Het Fertiliteitscentrum Voorburg is momenteel één van de 15 vergunninghoudende  IVF klinieken met eigen laboratorium van Nederland, deze behandeling valt onder de Wet Bijzondere Medische Verrichtingen (WBMV). In 1989 werd in het toenmalig Diaconessen Ziekenhuis te Voorburg gestart met IVF door de 3 gynaecologen (Lankhorst, Brandsma en Jansen). In de tijd daarvoor werd transport-IVF werd gedaan met het IVF-laboratorium van het toenmalige Dijkzigt Ziekenhuis (prof G. Zeilmaker). Aangezien de directie van het Diaconessenhuis geen toekomst zag voor IVF behandeling, berustte dit echt op pionierswerk en eigen initiatief van deze 3 gynaecologen.

Door de jaren heen heeft het Fertiliteitscentrum een zeer goede reputatie in binnen en buitenland opgebouwd door de goede resultaten en door wetenschappelijk onderzoek. Ook kunnen wij intussen de IVF behandeling niet meer wegdenken uit het palet aan vruchtbaarheidsbehandelingen dat ten dienste staan aan mensen die moeilijk zwanger kunnen worden. In de afgelopen 30 jaar is er veel  veranderd en verbeterd : zowel de apparatuur als de technische mogelijkheden hebben grote veranderingen ondergaan. De grootste verandering is echter de huidige uitgebreide registratie en controle op iedere stap in het traject die nodig is om veilig te werken en de kwaliteit verder te verbeteren.

Het hoofd laboratorium en embryologe van het eerste uur Mw. Dr Ir Ellen Rijnders.

Het 30-jarig jubileum van het Fertiliteitscentrum Voorburg zal op gepaste wijze worden gevierd dit jaar !

Patiëntenvereniging Freya heeft ook dit jaar een Pluim toegekend aan het Fertiliteitscentrum Voorburg

Met dit kwaliteitskeurmerk wordt benadrukt dat de fertiliteitszorg in het Fertiliteitscentrum Voorburg ook dit jaar voldoet aan de kwaliteitscriteria van Freya, de vereniging voor mensen met vruchtbaarheidsproblemen.

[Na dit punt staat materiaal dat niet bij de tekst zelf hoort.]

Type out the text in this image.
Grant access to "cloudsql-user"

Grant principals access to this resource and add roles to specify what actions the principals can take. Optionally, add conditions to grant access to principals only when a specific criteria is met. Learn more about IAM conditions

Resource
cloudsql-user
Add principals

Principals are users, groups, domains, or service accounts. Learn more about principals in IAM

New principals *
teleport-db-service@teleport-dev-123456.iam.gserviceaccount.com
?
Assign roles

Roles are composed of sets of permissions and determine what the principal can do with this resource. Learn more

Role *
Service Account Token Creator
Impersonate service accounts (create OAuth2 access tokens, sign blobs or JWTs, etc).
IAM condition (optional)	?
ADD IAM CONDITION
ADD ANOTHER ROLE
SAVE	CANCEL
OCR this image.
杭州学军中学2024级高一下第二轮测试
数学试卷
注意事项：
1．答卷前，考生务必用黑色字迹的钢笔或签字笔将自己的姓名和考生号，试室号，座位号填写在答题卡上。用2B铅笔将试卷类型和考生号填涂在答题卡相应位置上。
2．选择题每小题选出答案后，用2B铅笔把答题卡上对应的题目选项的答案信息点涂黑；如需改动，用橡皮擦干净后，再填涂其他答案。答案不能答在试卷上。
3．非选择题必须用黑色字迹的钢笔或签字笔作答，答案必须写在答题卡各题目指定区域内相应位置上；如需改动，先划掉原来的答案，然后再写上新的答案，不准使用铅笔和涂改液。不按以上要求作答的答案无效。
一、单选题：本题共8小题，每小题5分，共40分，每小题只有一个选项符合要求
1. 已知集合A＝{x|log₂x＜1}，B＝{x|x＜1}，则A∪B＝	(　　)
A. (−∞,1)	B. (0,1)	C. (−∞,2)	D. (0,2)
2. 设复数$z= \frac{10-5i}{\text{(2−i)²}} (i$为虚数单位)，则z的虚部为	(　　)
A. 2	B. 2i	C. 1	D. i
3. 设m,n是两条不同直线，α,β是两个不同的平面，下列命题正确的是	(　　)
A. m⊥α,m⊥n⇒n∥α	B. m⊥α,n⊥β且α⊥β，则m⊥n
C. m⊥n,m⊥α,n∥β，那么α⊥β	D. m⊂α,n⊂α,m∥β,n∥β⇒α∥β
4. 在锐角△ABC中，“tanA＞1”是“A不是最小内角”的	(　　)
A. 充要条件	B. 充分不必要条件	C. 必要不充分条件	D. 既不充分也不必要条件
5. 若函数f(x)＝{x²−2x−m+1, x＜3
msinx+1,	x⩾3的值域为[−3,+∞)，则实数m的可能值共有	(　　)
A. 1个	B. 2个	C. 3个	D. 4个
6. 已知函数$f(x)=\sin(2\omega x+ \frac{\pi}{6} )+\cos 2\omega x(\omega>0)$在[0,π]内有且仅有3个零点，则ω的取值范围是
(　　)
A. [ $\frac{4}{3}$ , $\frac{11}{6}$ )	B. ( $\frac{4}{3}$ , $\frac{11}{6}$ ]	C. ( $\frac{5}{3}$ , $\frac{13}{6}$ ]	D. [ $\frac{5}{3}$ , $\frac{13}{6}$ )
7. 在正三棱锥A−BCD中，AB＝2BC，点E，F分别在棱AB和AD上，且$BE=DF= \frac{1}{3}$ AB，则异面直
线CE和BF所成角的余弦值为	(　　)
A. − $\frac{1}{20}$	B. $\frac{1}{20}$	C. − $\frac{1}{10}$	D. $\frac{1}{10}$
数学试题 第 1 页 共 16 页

De Monitor Fertiliteitszorg van Freya biedt een overzicht van de fertiliteitszorg zoals die in de Nederlandse ziekenhuizen is georganiseerd en is daarmee een bruikbare tool voor zowel patiënten als zorgverleners. Patiënten kunnen met de informatie een bewuste keuze maken voor een kliniek. En ziekenhuizen kunnen aangeven waarin zij zich onderscheiden van andere klinieken.

Met het opstellen van de kwaliteitscriteria heeft Freya inzichtelijk gemaakt welke (meetbare) aspecten van de fertiliteitszorg bijdragen aan een goede kwaliteit. Toekenning van de Pluim laat patiënten zien dat de kwaliteit van zorg van het Fertiliteitscentrum Voorburg op orde is.